1. Field of the Invention
The present invention relates to a digital time division mobile communication system having separate time slots for transmission and reception at a mobile station, and more particularly to an adjacent cell monitoring method.
2. Description of the Related Art
As described for example in Japanese Patent Laid-open No. 327139/89, this type of adjacent cell monitoring is performed with the object of realizing a mobile communication method that enables constant optimum connection with a base station without deterioration in transmission quality as a mobile station moves from one zone to another.
FIG. 1 is a block diagram showing the channel switching method in mobile communication of the prior art. Mobile communication exchange 61 is connected to public switch telephone net work 60, and base stations 62, 63, and 64 each having radio zones 65, 66, and 67, respectively, are each connected to mobile communication exchange 61.
While communicating with base station 63, mobile station 68 sequentially scans the control channel signals of base station 63 with which it is currently communicating as well as of adjacent base stations 62 and 64 at times other than during the time slots assigned to mobile station 68, receives signals, measures the reception quality of these signals, selects the optimum base station based on these measurement results, and transmits optimum base station information to base station 63 with which it is communicating. Based on this optimum base station information that it receives by way of base station 63, mobile communication exchange 61 then switches the base station connected to mobile station 68.
The above-described prior art has a disadvantage that a certain amount of time is required before the optimum base station is selected.

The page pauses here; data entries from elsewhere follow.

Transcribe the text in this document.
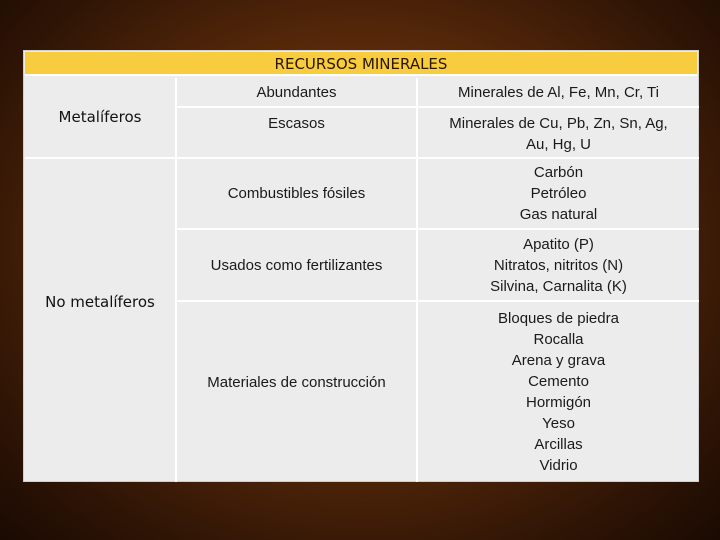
RECURSOS MINERALES
Metalíferos
No metalíferos
Abundantes	Minerales de Al, Fe, Mn, Cr, Ti
Escasos	Minerales de Cu, Pb, Zn, Sn, Ag,
Au, Hg, U
Combustibles fósiles
Carbón
Petróleo
Gas natural
Usados como fertilizantes
Apatito (P)
Nitratos, nitritos (N)
Silvina, Carnalita (K)
Materiales de construcción
Bloques de piedra
Rocalla
Arena y grava
Cemento
Hormigón
Yeso
Arcillas
Vidrio
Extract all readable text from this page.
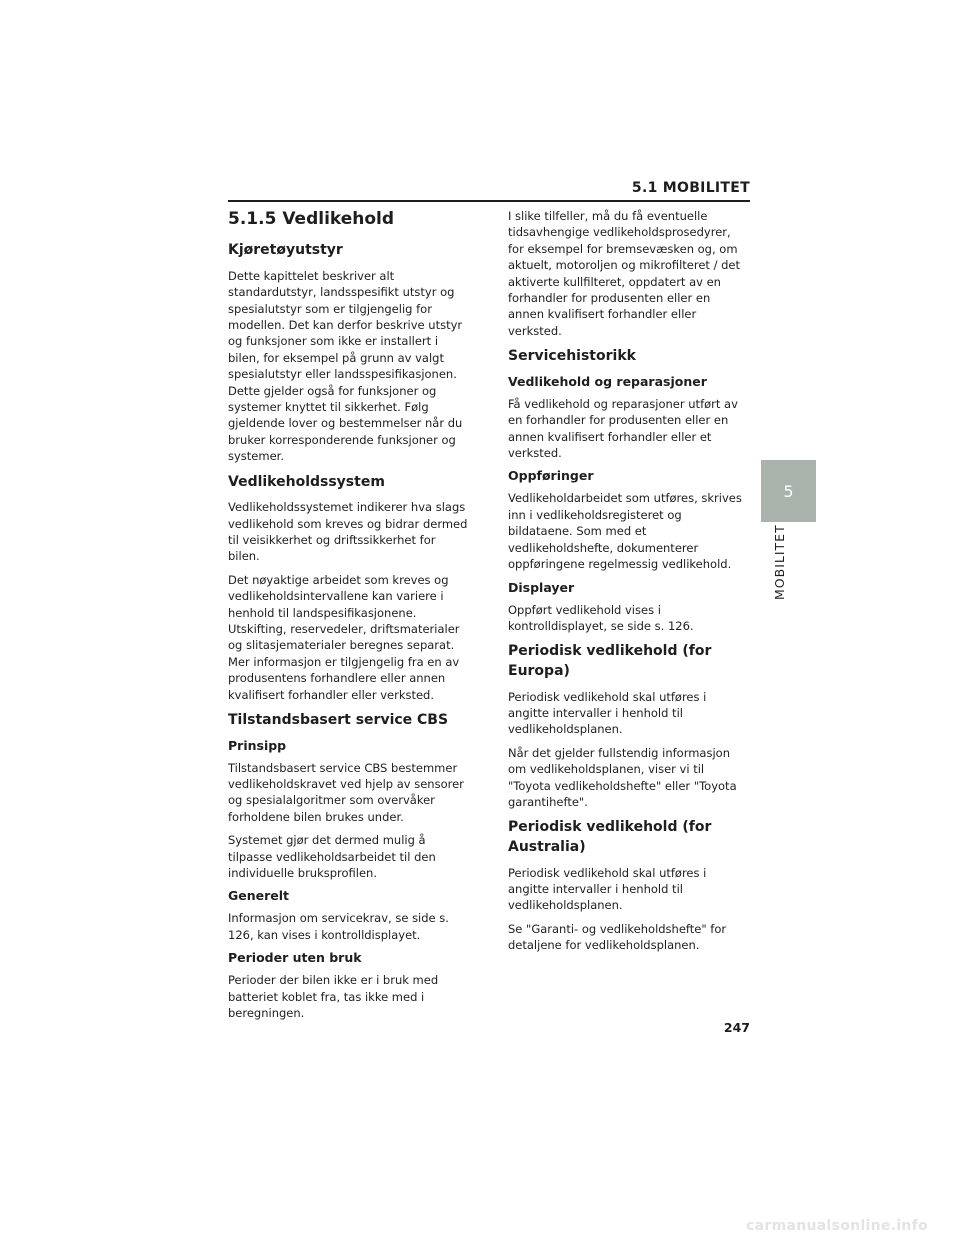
5.1 MOBILITET
5.1.5 Vedlikehold
Kjøretøyutstyr

Dette kapittelet beskriver alt standardutstyr, landsspesifikt utstyr og spesialutstyr som er tilgjengelig for modellen. Det kan derfor beskrive utstyr og funksjoner som ikke er installert i bilen, for eksempel på grunn av valgt spesialutstyr eller landsspesifikasjonen. Dette gjelder også for funksjoner og systemer knyttet til sikkerhet. Følg gjeldende lover og bestemmelser når du bruker korresponderende funksjoner og systemer.

Vedlikeholdssystem

Vedlikeholdssystemet indikerer hva slags vedlikehold som kreves og bidrar dermed til veisikkerhet og driftssikkerhet for bilen.

Det nøyaktige arbeidet som kreves og vedlikeholdsintervallene kan variere i henhold til landspesifikasjonene. Utskifting, reservedeler, driftsmaterialer og slitasjematerialer beregnes separat. Mer informasjon er tilgjengelig fra en av produsentens forhandlere eller annen kvalifisert forhandler eller verksted.

Tilstandsbasert service CBS
Prinsipp

Tilstandsbasert service CBS bestemmer vedlikeholdskravet ved hjelp av sensorer og spesialalgoritmer som overvåker forholdene bilen brukes under.

Systemet gjør det dermed mulig å tilpasse vedlikeholdsarbeidet til den individuelle bruksprofilen.

Generelt

Informasjon om servicekrav, se side s. 126, kan vises i kontrolldisplayet.

Perioder uten bruk

Perioder der bilen ikke er i bruk med batteriet koblet fra, tas ikke med i beregningen.

I slike tilfeller, må du få eventuelle tidsavhengige vedlikeholdsprosedyrer, for eksempel for bremsevæsken og, om aktuelt, motoroljen og mikrofilteret / det aktiverte kullfilteret, oppdatert av en forhandler for produsenten eller en annen kvalifisert forhandler eller verksted.

Servicehistorikk
Vedlikehold og reparasjoner

Få vedlikehold og reparasjoner utført av en forhandler for produsenten eller en annen kvalifisert forhandler eller et verksted.

Oppføringer

Vedlikeholdarbeidet som utføres, skrives inn i vedlikeholdsregisteret og bildataene. Som med et vedlikeholdshefte, dokumenterer oppføringene regelmessig vedlikehold.

Displayer

Oppført vedlikehold vises i kontrolldisplayet, se side s. 126.

Periodisk vedlikehold (for Europa)

Periodisk vedlikehold skal utføres i angitte intervaller i henhold til vedlikeholdsplanen.

Når det gjelder fullstendig informasjon om vedlikeholdsplanen, viser vi til "Toyota vedlikeholdshefte" eller "Toyota garantihefte".

Periodisk vedlikehold (for Australia)

Periodisk vedlikehold skal utføres i angitte intervaller i henhold til vedlikeholdsplanen.

Se "Garanti- og vedlikeholdshefte" for detaljene for vedlikeholdsplanen.

5
MOBILITET
247
carmanualsonline.info
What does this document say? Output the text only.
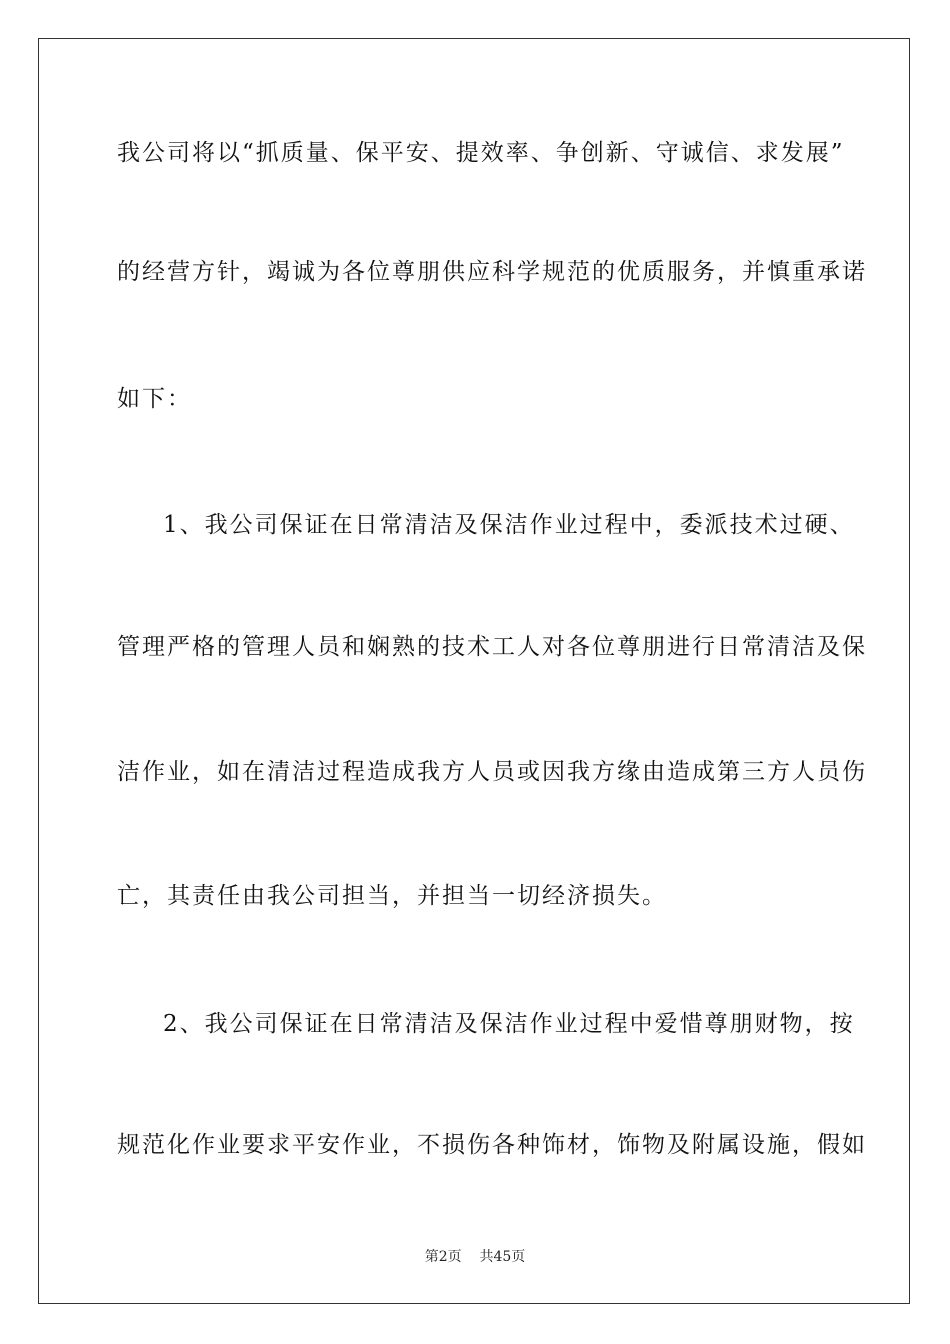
我公司将以“抓质量、保平安、提效率、争创新、守诚信、求发展”
的经营方针，竭诚为各位尊朋供应科学规范的优质服务，并慎重承诺
如下：
1、我公司保证在日常清洁及保洁作业过程中，委派技术过硬、
管理严格的管理人员和娴熟的技术工人对各位尊朋进行日常清洁及保
洁作业，如在清洁过程造成我方人员或因我方缘由造成第三方人员伤
亡，其责任由我公司担当，并担当一切经济损失。
2、我公司保证在日常清洁及保洁作业过程中爱惜尊朋财物，按
规范化作业要求平安作业，不损伤各种饰材，饰物及附属设施，假如
第2页 共45页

This delay arises from the necessity of measuring the reception quality of adjacent base stations before the optimum base station can be selected. Reception quality is found from the base station having the highest received signal strength after measuring the received signal strength of adjacent base stations. In order to eliminate the influence of fading, the measurement of received signal strength generally requires taking a plurality of measurements, for example, five measurements, spaced out by measurement intervals and calculating the average value. The number of received signal strength measurements required is therefore the product of the number of base stations in the vicinity and the number of received signal strength measurements per base station. Carrying out received signal strength measurements equal in number to this product in the time intervals outside the time slots assigned to the mobile station is time consuming.